En Palacio Nacional hay un control de daños, no sólo por lo revelado hasta ahora, sino por lo que temen que pueda salir más adelante. No tienen claridad ni certeza de dónde está saliendo la información –el reportero Gutiérrez no es el único que ha estado aportando información de alta calidad sobre la presunta corrupción en el círculo íntimo de López Obrador–, y así como sospechan que haya salido del interior del gobierno –de ahí la intercepción de las comunicaciones de Loret–, también presumen que haya salido de los Guacamaya Leaks.
Esa incertidumbre genera más temor porque no saben qué podría ser revelado en el futuro inmediato. Varias áreas del gobierno están trabajando para determinar el origen de los audios, y desde hace varias semanas se han elaborado documentos donde se presentan aquellos temas cuya divulgación sería embarazosa y delicada de llegar a la opinión pública y perjudicar la narrativa del Presidente.
La gran preocupación de López Obrador es que se marque sobre la frente de sus hijos que sean traficantes de influencias, aunque eso quizás ya es un poco tarde para evitarlo. La relación oscura de su hijo José Ramón con Daniel Chávez, el propietario del Grupo Vidanta, muy cercano al Presidente, fue lo primero que comenzó a generar la percepción de tráfico de influencias.

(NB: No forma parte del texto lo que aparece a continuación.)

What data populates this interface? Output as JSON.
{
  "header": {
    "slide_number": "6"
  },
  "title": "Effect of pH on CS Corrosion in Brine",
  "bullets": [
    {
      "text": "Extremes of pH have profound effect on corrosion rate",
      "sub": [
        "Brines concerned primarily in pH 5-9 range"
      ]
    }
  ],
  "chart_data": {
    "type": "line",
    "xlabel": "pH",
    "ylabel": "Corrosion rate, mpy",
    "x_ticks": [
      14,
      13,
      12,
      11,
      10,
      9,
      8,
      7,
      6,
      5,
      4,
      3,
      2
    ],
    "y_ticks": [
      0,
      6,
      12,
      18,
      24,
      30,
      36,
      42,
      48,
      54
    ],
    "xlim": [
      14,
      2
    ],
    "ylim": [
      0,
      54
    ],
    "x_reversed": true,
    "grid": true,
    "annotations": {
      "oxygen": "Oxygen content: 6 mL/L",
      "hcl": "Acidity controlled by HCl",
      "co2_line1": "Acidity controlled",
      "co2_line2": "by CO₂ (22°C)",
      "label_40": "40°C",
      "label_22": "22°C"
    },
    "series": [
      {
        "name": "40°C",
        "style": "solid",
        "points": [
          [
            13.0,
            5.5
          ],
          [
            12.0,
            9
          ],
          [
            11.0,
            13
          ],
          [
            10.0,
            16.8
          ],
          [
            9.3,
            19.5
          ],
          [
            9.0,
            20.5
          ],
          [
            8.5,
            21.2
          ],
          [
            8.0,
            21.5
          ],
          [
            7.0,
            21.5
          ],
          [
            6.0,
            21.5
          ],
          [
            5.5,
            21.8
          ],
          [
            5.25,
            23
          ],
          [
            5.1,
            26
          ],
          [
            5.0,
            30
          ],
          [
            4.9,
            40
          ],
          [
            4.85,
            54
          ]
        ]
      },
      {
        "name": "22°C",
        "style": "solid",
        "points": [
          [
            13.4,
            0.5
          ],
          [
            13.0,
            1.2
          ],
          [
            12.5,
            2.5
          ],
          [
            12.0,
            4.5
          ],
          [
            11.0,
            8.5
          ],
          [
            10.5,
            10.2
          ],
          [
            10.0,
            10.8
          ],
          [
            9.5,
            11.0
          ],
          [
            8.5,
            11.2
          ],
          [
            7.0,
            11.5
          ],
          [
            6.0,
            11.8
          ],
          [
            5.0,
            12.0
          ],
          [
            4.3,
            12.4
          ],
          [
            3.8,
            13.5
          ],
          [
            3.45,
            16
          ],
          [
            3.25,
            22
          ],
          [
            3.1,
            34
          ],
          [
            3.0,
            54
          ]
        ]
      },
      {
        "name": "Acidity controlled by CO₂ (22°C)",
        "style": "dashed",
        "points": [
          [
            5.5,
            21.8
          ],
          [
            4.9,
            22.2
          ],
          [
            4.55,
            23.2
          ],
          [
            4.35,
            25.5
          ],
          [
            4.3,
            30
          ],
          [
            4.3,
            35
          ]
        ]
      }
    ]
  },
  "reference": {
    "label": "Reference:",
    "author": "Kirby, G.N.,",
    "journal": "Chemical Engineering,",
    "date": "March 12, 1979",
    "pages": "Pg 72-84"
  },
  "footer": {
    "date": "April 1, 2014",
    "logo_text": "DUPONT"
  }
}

Las recientes revelaciones sobre Gonzalo reforzaron esa idea. Todos los señalamientos en torno a los presuntos negocios de Andrés refuerzan lo que cada vez se asienta más en el imaginario colectivo sobre la corrupción en el corazón del proyecto de López Obrador.
Es visible la intranquilidad que reina en Palacio Nacional por las reacciones cada vez más encendidas del Presidente para tratar de atajar las imputaciones y desviar la conversación, y las acciones emprendidas para encontrar el origen de la fuente que está entregando los audios. Todo indica que la sangre que está saliendo de la herida de López Obrador no va a parar, y que en estos tiempos electorales, como bien lo dice, más pruebas incriminatorias irán apareciendo y lo lastimarán cada vez más, porque como muestran las encuestas, la idea de que su gobierno es corrupto está creciendo.